JA. Vous évoquiez "le creux de la vague" et on sait que votre secteur a été violemment touché par la crise l'an passé. Quel est actuellement votre niveau d'activité ?
PG. 2009 a été une année très difficile pour la carrosserie industrielle avec un effondrement des marchés. Gruau a réussi à tenir le coup grâce à une stratégie de multi-spécialisation et parce que nous avons su activer rapidement un mode "survie". Mais pour les acteurs du VI et de la semi-remorque, un secteur qui était en sur-régime depuis deux années et où le décrochage fut donc de l'ordre de - 50 %, la situation était vraiment complexe. D'autant que les exportations ont aussi décroché, notamment avec le Royaume-Uni et l'Espagne. Actuellement, si nous ne sommes plus au creux de la vague, nous évoluons sur de la "tôle ondulée" avec d'importantes variations selon les activités. Nous savons que 2010 sera encore un exercice difficile. Et nous savons aussi que la reprise à proprement parler sera lente et qu'elle interviendra d'ici deux à trois ans.

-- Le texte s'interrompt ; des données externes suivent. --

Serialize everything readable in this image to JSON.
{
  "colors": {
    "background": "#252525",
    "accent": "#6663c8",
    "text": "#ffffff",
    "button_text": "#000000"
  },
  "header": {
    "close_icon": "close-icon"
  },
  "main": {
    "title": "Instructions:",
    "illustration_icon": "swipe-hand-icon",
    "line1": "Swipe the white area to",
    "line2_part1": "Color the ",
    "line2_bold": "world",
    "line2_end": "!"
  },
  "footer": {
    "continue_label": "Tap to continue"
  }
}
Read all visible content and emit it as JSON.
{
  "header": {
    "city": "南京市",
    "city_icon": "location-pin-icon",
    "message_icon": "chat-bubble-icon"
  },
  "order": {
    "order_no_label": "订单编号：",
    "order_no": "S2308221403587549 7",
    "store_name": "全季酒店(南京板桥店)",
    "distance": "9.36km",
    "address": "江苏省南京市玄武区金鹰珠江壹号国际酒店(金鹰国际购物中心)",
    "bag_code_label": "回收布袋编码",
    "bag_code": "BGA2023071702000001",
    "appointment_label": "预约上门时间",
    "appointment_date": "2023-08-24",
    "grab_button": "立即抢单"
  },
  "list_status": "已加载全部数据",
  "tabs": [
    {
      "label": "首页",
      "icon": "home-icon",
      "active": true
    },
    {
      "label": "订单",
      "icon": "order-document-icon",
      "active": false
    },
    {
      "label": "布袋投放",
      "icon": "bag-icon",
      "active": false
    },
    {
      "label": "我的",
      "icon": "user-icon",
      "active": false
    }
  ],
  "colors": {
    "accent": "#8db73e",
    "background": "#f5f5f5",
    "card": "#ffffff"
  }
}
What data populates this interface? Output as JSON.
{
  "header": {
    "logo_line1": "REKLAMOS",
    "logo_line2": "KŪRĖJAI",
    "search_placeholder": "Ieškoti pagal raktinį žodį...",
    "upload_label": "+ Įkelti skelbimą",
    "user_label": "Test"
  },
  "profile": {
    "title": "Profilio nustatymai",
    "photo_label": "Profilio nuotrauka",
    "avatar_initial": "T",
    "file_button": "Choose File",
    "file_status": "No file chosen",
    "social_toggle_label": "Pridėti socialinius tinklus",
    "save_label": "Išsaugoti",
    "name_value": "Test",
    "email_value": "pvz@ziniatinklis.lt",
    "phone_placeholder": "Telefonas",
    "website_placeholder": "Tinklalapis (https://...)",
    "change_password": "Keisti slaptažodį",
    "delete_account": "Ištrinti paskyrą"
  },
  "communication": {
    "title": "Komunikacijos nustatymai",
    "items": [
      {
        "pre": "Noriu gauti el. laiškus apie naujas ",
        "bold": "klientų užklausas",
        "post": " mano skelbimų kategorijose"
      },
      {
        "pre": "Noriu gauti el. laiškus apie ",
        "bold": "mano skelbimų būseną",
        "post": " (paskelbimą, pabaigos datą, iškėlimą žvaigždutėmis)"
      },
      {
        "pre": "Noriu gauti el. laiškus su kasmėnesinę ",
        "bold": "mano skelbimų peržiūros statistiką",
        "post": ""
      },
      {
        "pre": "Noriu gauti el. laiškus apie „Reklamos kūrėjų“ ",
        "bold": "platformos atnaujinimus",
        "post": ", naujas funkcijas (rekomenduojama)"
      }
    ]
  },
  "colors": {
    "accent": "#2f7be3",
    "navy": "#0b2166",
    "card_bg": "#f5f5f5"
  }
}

JA. Quelles raisons mettez-vous en avant pour expliquer un recul aussi abrupt de vos marchés ?
PG. La principale explication réside tout simplement dans notre économie. L'activité du VU est directement liée aux indicateurs de l'économie. Prenons l'exemple des loueurs courte durée, qui sont un peu "l'intérim" du VU. Face à la baisse des carnets de commandes, les entreprises n'ont plus fait appel à leurs services et se sont reposées sur leur parc en propre. Par conséquent, certains loueurs ont même dû dé-flotter ! Par ailleurs, dans la dynamique des aides, les concessionnaires se sont concentrés sur la vente de VPN, ce qui est logique, mais ce qui a forcément un peu nui aussi au VU. Sur ce segment, les seuls points positifs ont été les lancements de nouveaux produits, Master ou Doblo  par exemple.

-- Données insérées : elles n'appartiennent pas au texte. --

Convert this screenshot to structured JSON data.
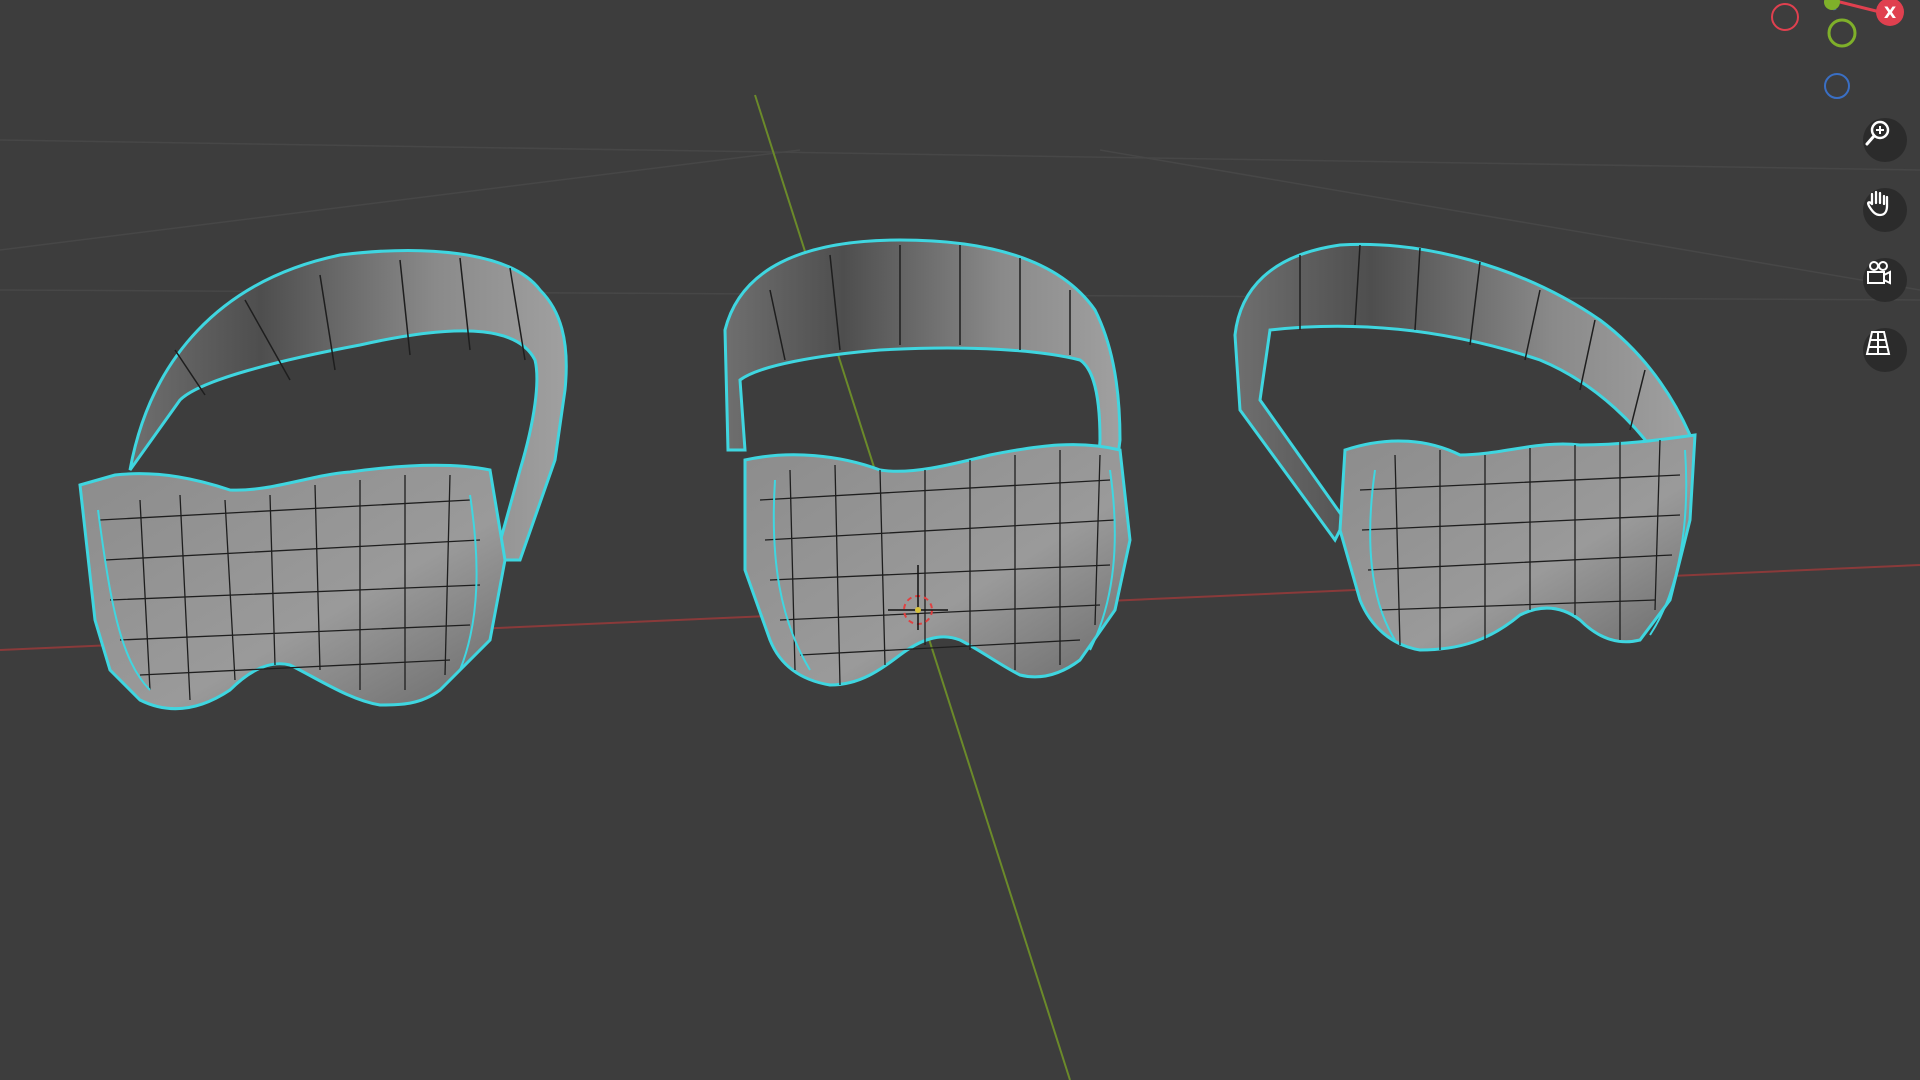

JA. Revenons à l'intervention de l'Etat. Elle n'est pas toujours accueillie avec une telle bienveillance par les grands dirigeants d'entreprises, n'est-ce pas ?
PG. Tout d'abord, il ne faut par perdre de vue le caractère exceptionnel et brutal de la crise. Ensuite, deux choses méritent d'être distinguées. D'une part, on trouve les aides ponctuelles. Il y a un an, l'Etat prêtait de l'argent aux constructeurs nationaux ce qui était nécessaire car ils rencontraient des problèmes de paiement qui pouvaient déstabiliser toute la filière. Bref, l'action du gouvernement a été juste et rapide, il n'y avait pas à ergoter. D'autre part, le gouvernement a manifesté la volonté de rendre l'industrie française plus compétitive. On en revient aux Etats généraux de l'industrie. C'est remarquable car on a posé les bonnes questions et des jalons opérationnels pour améliorer nos performances. Sans oublier le crédit impôt recherche, la prise en charge du chômage partiel et de la formation des personnels pendant les périodes creuses, etc.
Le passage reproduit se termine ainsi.